At the Princess Alexandra Hospital, 4D CTA been utilised in the EVAR surveillance algorithm for patients with enlarging aneurysm sac size following standard imaging follow up, where localisation of an endoleak has not been observed. Between December 2017 and April 2021, a total of 19 4D CTAs have been performed on 17 different patients.

A total number of 15 endoleaks were demonstrated with 65% correlation between between radiologist and the Vascular MDT. 6 patients proceeded to intervention. 1 patient was awaiting intervention when they presented with a rupture prior to their procedure. Procedures performed included 4 angiographic embolisation, 1 cuff and anchors, glue embolisation through direct puncture. 1 type 1a, and 4 type 2 endoleaks were treated. Of the 6 that underwent intervention, 5 patients had intraoperative findings that correlated to the imaging and Vascular MDT findings (4 type 2 and 1 type 1a), and 1 patient quoted to have a type 2 endoleak, with MDT correlation was found to have no leak on the subsequent angiogram. 13 patients didn't undergo intervention. 4 patients with positive triple phase CTA findings, underwent a subsequent 4D CTA which showed no endoleak. 9 patients had positive 4D CTA findings but didn't proceed to intervention. 2 of these patients were considered not fit for intervention. The remainder 7 patients had their 4D CTAs discussed at the Vascular MDT. thought to be inaccurately described as an endoleak. All these patients went back on to surveillance imaging. All 7 patients were reported to have type 2 endoleaks and 1 patient was quoted to have a type 2 and type 3 endoleak.

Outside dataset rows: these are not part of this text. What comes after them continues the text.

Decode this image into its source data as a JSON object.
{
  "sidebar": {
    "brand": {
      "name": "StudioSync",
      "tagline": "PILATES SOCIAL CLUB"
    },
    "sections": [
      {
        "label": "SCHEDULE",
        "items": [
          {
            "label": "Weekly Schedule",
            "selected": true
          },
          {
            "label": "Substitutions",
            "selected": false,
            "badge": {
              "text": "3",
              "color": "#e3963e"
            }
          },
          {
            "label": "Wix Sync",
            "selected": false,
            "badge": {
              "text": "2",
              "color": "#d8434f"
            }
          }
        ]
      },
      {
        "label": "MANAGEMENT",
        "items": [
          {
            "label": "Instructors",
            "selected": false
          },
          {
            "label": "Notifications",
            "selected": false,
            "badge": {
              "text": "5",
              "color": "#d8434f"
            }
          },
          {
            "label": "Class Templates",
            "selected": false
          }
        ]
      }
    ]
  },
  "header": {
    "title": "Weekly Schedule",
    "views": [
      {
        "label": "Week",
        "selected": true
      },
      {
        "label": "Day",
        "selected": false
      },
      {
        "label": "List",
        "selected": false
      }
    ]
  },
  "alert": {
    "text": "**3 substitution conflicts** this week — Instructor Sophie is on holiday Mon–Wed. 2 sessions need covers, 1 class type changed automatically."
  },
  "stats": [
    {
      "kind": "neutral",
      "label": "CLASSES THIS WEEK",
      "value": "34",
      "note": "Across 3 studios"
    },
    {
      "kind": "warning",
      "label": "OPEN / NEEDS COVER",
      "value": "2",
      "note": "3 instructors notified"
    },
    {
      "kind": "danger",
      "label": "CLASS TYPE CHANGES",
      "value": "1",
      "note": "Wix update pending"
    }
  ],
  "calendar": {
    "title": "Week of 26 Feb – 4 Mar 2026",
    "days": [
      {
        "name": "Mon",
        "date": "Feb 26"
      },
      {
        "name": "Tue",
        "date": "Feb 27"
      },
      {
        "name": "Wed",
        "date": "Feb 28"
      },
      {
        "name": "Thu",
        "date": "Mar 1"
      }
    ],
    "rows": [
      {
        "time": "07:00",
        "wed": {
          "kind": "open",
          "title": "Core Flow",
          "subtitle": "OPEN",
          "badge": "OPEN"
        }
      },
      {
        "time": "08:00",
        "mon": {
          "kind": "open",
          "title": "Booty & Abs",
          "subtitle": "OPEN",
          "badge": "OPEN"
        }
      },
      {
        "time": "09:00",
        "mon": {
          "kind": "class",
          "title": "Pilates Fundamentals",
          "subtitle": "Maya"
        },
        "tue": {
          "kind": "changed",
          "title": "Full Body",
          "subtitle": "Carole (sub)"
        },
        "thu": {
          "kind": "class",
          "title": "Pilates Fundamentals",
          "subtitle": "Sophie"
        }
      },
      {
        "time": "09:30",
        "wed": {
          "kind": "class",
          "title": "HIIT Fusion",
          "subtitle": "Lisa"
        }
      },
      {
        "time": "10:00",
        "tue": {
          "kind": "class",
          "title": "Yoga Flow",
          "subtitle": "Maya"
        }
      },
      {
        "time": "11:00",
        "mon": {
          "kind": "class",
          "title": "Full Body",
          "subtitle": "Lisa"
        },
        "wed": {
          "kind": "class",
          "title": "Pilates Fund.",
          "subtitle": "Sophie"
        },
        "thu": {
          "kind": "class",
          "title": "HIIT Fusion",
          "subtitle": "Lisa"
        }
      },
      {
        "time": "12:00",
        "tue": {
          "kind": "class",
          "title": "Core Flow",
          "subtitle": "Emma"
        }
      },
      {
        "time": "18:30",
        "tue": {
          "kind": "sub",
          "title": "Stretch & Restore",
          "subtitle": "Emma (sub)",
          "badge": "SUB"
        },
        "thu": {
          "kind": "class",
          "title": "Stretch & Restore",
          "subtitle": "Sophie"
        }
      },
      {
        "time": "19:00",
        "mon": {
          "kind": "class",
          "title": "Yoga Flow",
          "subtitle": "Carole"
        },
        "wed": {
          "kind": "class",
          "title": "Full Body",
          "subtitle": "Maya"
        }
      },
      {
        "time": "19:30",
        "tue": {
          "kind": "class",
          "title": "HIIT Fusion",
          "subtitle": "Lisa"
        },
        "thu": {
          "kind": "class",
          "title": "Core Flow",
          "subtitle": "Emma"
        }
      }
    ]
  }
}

Our department intended to utilise the 4D CTA as an imaging modality to ascertain the cause of an endoleak where standard imaging fails to and as a means of operative planning. However, the experience from this unit is that it doesn't add to the overall care of the patient. The discrepancy between a radiologist's interpretation and that of the Vascular MDT, is not insignificant. The 4D CTA confirmed the findings of the triple phase CTA in 16 patients and only 6 patients eventually went on to need intervention. The positive predictive value for a 4D CTA is therefore low. Its place in the algorithm of assessing endoleaks may therefore need to be rationalised to specific cases.